An Overview of IT Resilience, Business Continuity and Disaster Recovery

IT resilience is the ability of a business to adapt to planned or unplanned events while keeping services and operations running continuously. With good IT resilience, business information and data remain available, the IT infrastructure stays operational, disruptions are minimized, and service levels are restored quickly.

Set of laptops on table

Information & Communications Technology

We make sure that the ICT (Information & Communications Technology) Infrastructure, Systems and Processes are implemented and supported in such a way that the business will continue to operate effectively when impacted by an event. We work with businesses to identify ICT vulnerabilities and provide practical solutions to remove these weaknesses.

When it comes to Business Continuity (BC) it is important to create plans that consider all business functions and possible events and to create processes, policies, and procedures related to preparing and protecting the business accordingly. It is generally accepted that a high-level approach is needed.

While ICT is only part of the overall mix, it is, nevertheless, a significant enabler of business services and operations and therefore having resilient systems in place will prevent excessive disruption.

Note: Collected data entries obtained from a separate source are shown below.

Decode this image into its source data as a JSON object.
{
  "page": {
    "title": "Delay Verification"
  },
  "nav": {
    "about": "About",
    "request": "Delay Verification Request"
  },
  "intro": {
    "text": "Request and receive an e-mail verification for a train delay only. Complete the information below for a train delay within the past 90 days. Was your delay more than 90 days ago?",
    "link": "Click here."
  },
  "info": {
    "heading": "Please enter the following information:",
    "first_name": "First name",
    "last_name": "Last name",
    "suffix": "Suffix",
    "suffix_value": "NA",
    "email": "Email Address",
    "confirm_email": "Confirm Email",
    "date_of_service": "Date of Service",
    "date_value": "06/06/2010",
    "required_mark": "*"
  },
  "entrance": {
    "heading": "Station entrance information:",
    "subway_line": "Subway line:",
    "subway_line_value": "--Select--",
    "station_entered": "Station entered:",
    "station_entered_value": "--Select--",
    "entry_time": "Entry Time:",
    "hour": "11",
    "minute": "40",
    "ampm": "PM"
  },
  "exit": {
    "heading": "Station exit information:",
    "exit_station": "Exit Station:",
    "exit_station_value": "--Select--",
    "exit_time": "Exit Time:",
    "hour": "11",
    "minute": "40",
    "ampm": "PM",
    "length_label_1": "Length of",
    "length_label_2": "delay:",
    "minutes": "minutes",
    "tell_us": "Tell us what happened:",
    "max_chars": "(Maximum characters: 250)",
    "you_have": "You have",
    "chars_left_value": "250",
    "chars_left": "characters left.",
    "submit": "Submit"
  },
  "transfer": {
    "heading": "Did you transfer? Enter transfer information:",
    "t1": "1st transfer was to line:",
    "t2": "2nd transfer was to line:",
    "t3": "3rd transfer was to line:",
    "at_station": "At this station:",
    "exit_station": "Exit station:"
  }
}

In today’s world, where “always-on” has become the norm, downtime is increasingly expensive and unacceptable. Therefore, businesses should reinforce their IT resilience to avoid lost revenue, regulatory penalties and damaged reputations.

We work with businesses to maintain the systems and services required to keep operations running and help with IT Business Continuity Management (BCM). We also incorporate Disaster Recovery (DR) as a part of BC, both of which extend beyond the scope provided by everyday Incident Response and Management because the scale and type of events are extraordinary and require special measures.

Typically we are focussing on these core areas to ensure a business is prepared for disruptive events:

  • Reliable Internet Supply
  • Resilient Systems & Services
  • Protecting the wider IT Network
  • Flexible Collaboration & Communication
  • Information Backup, Restore & Disaster Recovery
  • The Impact of Flexible Working
  • Cyber Threat Protection

We work in many different sectors and with businesses of all types and know that all businesses are different and therefore plans need to be unique. We consider the acceptable cost of recovery and the overall impact as well as the acceptable Recovery Point Objective (RPO) and Recovery Time Objective (RTO) for each part of the business and the systems and services required.

Put simply, we can say that the RPO is the moment you saved a document you are working on for the last time. If your system crashes and your progress is lost, how much of your work are you willing to lose before it affects you? On the other hand, RTO is the timeframe within which applications and systems must be restored after an outage.

Some businesses may be content with losing 1 or 2 days of information and being closed for several days. Others though need much faster availability and cannot afford any data loss. Very often different scenarios apply to different departments within the business. For example, the sales team may need to be operational within a few hours whereas HR and back-office staff could be placed on a lower priority. Email, on the other hand, could be considered separately and be of the highest priority, being made available almost instantly.

Impact Analysis

We think it is important that each business determines the relative impact of its Business-critical and Non-Critical applications as part of its Impact Analysis. To help with this a three-tier model to help formulate the plan is frequently used.

  • Tier-1: Mission-critical services & applications that require a very fast RTO with a Zero RPO
  • Tier-2: Business-critical applications & services that require RTO of 24 hrs & RPO of 4 hrs
  • Tier-3: Non-critical applications & services that require RTO of 48 hrs & RPO of 24 hrs

Here you can see the factors that need to be considered and as you can see there could be significant differences to both the actual data loss and the time to recover.

Recovery targets

The various services and applications used by the business will have different demands and the solutions for each could be widely different. The cost to implement needs to be weighed against the impact to the business and of course the cost for zero RPO and RTO would be extremely high and might be prohibitive.

Therefore, a robust and unique plan should be made to reduce the impact of disruptive incidents and this is where we can help by identifying vulnerabilities within the ICT infrastructure and providing practical solutions to remove weaknesses. Additionally, we always recommend that once in place, the plan should be continually reviewed and tested.